Reading an excel produced spreadsheet crashes with a NegativeArraySizeException to be thrown in processString. I've done some extensive delving to try and find the cause of this problem and hopefully fix it, what it boils down to is that there's a few incorrect assumptions made in bits of SSTRecord (specifically within manufactureStrings and processContinueRecord) which fail if one has a string with extended information that doesn't fit completely in the middle of a record (i.e. one which requires continue records). I have a nasty suspicion that this is a design issue which would require re-working the parser so that instead of trying to build an incomplete string up, it'll have to assemble an 'accumulated record' before string parsing, until the whole string and its other data can be fished out (or appropriately ignored). I can if necessary provide a spreadsheet which exhibits this problem, though it's pretty large. It may well be that a simple example is enough, though: Part way through a record there's a string which has a char_count of 44. This is a wide string, so its initial byte count is 91, and it also has the extended flag set, so that the total size expands up to 26719 bytes [Which is obviously too big to fit in a single buffer]. When manufactureStrings gets to this, it realizes it's going to cross records, but the subsequent 'partial string' logic completely fails to take into account both the additional length field BEFORE the string, and that some of the final size might not actually be part of the character data, so it ends up vastly overestimating how many characters the string would be. I can't see any way of fixing this without re-writing the continuation handling as described above (and that's a little too major of a change for me to attack at this moment, especially since I only downloaded HSSF yesterday! 8-))

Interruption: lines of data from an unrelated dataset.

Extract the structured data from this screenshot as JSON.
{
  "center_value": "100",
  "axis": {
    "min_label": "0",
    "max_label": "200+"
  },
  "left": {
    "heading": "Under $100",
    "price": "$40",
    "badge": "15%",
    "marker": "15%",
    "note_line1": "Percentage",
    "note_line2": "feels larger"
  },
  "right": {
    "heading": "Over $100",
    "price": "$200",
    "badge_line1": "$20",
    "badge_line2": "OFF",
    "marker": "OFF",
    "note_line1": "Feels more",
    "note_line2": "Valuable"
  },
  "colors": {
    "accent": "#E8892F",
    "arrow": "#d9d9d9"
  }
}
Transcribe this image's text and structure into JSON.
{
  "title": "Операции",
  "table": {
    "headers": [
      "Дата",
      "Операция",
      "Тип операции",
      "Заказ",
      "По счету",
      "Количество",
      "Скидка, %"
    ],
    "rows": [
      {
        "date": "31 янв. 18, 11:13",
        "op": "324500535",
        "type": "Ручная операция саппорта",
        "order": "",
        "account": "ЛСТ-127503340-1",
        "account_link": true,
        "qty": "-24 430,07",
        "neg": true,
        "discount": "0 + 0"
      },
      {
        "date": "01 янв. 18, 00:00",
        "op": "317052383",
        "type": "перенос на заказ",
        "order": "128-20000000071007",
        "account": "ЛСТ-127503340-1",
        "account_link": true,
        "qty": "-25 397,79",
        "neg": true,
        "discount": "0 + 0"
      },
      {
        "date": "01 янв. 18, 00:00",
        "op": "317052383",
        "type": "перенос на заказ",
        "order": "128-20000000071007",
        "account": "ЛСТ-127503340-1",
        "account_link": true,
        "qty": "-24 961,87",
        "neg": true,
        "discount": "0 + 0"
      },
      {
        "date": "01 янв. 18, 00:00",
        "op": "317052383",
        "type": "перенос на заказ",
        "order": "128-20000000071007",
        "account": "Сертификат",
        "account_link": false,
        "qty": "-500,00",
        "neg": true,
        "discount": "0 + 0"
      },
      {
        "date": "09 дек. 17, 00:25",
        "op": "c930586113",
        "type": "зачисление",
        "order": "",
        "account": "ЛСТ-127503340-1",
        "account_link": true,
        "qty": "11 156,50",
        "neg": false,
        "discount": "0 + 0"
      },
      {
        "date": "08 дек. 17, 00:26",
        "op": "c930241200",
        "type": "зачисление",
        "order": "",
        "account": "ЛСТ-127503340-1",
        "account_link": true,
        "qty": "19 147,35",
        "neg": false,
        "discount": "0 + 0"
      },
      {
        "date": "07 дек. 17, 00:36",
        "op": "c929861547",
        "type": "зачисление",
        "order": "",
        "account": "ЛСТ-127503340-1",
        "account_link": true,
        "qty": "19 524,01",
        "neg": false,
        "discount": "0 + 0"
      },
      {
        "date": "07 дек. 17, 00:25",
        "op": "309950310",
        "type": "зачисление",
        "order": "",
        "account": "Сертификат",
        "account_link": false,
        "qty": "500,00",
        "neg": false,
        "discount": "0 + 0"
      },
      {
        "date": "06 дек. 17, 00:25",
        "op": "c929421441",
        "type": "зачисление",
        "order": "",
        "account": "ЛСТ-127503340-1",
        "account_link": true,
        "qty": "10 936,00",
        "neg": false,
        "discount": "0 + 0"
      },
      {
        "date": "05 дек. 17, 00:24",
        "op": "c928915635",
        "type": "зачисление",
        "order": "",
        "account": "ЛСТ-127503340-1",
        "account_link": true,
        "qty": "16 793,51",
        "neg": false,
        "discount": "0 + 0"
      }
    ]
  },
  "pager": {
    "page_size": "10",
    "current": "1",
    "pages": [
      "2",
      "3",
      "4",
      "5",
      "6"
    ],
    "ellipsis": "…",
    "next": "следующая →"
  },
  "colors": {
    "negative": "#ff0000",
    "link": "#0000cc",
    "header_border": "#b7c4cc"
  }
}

great detective work. Yes this is a known problem. It means that SSTRecord is going to become even MORE complicated and painful than it already is. Glen is working on refactoring this I believe and Marc mentioned an interest in correcting the problem. *** This bug has been marked as a duplicate of 7655 ***
Oooh, yes nice job. As Andy suggested I'm looking at this area right now (although for another reason), I'll take this one. SST is a meaty little bastard. Do you have a testcase or spreadsheet that's causing this problem? That would be a big help.